Thanks for posting this Steve!
Wow, refreshing, a human approach, honoring all!! May this continue!! Thanks Steve for your post!! – Wendy
Steve,
As usual awesome reporting! Inspiring story about a wonderful leadership team.
Thanks and keep up the great work,
Tom Mann
Principal, VP of Strategic Marketing and Sales Services
Love & Company
What a great company. They put their money where there mouth is in regards to how they feel about their employees. Awesome!
From LinkedIn Groups
I just wish more organizations figured this out. We are a profession of people taking care of people…. this is an example of building loyalty over demanding obedience.
I’m not saying this organization has done everything right, how would I know that? But, what I will say is that what is described in this article – treating people as a precious resource – is absolutely right on target.
By Mike Hutton
From LinkedIn Groups
Mark Ide….kudos!!! When do you start business in Florida?!
By Anne Skinner
From LinkedIn Groups
Steve — I wonder if they own/run Forest Creek, also in Greenwood — where my mother lived for 13 years. Very well run.
Make to mistake — #1 goal in business is to be profitable. #2 rule — good employees [and the way you treat them] are key to achieving #1;
In many businesses, employees are viewed as a necessary evil, out to fleece owners, an expense not an investment — if the public only knew of this tyrannical behavior…
By F. Todd Winninger
From LinkedIn Groups
What a wonderful story – and what a great lesson. I wish my 87 year-old Aunt Jean could live in a community where the employees felt empowered and valued. Thank you for sharing this.
By Elaine Sanchez
Sorry Steve but, I just can’t pile on to all this favorable clamor about IDE Mgt. My approach is to treat everyone I know fairly and that includes employees. This is a huge investment to control workers comp and it can’t be a simple as your article describes. Raffle off cars and stop slip and fall injuries… no way what are the rest of the details.
Secondly, is this the new norm that is being promoted? Should we completely disassemble centuries of supply and demand conventional wisdom or the scarcity of some employee groups around the country?
I may be standing on my own island here but, I don’t like gimmicks. I put my efforts toward a well informed and well educated workforce that is interested in the mission of the organization.
Hi David: I always appreciate a different point of view. I am not sure it was in the story, but the car thing was made easier because Mark owns a care dealership and likes cars, so it is not the right thing for everyone. I would also add that there is more to the story, in that they are practical about how to manage it. They accommodate light duty and do other things to ensure that staff does not report real problems in order to not blow the car thing. Also employees have to have been with the facility a certain number of months to be eligible for the drawing.
I guess for me the big takeaway is the employee centric approach to running his business and that by being employee centric he has been able to see significant economic benefit.
You ask a good question about this being a new norm and I honestly don’t know how to answer it.

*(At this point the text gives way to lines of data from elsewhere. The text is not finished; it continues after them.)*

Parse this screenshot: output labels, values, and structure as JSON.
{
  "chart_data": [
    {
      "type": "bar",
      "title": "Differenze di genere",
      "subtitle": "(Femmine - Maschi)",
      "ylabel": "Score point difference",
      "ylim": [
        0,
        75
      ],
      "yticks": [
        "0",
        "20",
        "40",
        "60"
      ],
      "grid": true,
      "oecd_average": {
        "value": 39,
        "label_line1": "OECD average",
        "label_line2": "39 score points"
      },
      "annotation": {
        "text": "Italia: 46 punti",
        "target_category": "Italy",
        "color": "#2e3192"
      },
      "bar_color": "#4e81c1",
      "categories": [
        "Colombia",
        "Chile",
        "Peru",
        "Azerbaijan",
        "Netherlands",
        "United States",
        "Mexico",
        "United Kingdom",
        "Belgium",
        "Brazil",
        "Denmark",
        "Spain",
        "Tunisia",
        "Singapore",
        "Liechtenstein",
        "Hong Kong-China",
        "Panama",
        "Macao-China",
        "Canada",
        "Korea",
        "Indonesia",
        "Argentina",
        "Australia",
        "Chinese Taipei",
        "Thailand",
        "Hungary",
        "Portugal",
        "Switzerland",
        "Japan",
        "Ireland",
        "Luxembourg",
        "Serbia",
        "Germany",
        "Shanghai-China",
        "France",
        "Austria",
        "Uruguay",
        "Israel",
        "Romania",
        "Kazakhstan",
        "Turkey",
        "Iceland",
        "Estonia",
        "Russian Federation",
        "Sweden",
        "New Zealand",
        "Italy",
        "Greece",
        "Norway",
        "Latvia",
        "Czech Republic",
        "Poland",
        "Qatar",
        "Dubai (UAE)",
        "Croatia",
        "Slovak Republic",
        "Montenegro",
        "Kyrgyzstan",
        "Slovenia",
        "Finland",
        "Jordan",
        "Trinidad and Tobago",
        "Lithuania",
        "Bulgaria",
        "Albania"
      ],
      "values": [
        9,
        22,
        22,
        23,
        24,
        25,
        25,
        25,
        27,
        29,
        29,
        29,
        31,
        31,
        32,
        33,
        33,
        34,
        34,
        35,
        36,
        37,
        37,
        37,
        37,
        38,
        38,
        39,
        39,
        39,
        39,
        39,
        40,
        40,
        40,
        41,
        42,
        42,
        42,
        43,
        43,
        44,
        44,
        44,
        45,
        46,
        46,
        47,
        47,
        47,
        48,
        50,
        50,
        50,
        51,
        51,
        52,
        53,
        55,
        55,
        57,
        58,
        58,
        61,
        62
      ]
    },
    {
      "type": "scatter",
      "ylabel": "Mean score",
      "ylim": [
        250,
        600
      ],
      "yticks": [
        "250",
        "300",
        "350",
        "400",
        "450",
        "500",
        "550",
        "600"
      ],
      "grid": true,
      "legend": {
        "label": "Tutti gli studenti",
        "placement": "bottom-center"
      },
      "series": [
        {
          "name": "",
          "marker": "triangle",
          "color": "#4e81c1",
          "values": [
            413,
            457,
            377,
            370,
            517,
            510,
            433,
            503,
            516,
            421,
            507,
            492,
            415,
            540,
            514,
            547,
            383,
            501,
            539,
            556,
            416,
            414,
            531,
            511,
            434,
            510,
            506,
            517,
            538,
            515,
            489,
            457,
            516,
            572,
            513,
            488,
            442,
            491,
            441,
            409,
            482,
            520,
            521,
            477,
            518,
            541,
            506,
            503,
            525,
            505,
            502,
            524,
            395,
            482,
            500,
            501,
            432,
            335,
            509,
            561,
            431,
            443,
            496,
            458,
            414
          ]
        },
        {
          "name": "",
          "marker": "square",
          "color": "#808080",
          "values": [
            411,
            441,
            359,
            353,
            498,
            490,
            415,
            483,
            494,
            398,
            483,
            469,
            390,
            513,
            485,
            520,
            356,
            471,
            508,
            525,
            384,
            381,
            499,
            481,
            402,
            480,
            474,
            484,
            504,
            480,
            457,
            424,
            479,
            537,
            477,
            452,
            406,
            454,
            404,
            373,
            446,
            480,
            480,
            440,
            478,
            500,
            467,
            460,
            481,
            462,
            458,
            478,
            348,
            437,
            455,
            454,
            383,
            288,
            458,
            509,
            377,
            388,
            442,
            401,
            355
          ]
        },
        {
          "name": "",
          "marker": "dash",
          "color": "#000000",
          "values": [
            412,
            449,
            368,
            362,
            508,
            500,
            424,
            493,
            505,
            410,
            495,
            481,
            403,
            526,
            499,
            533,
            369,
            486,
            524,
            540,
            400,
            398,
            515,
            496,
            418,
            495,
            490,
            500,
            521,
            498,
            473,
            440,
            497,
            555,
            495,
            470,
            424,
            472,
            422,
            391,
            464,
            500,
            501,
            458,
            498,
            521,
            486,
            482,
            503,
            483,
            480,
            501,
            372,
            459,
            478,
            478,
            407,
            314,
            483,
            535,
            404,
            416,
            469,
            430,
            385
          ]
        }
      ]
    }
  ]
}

There are a few companies out there that treat their team badly and get bad results and others that treat the team extraordinarily well and get extraordinary results, with most being someplace in between. I guess at the end of the day for me, it is all about results meaning quality of care, resident happiness and profitability.
Steve
Excellent that Ide Management understands that happy people will put themselves out for their employer.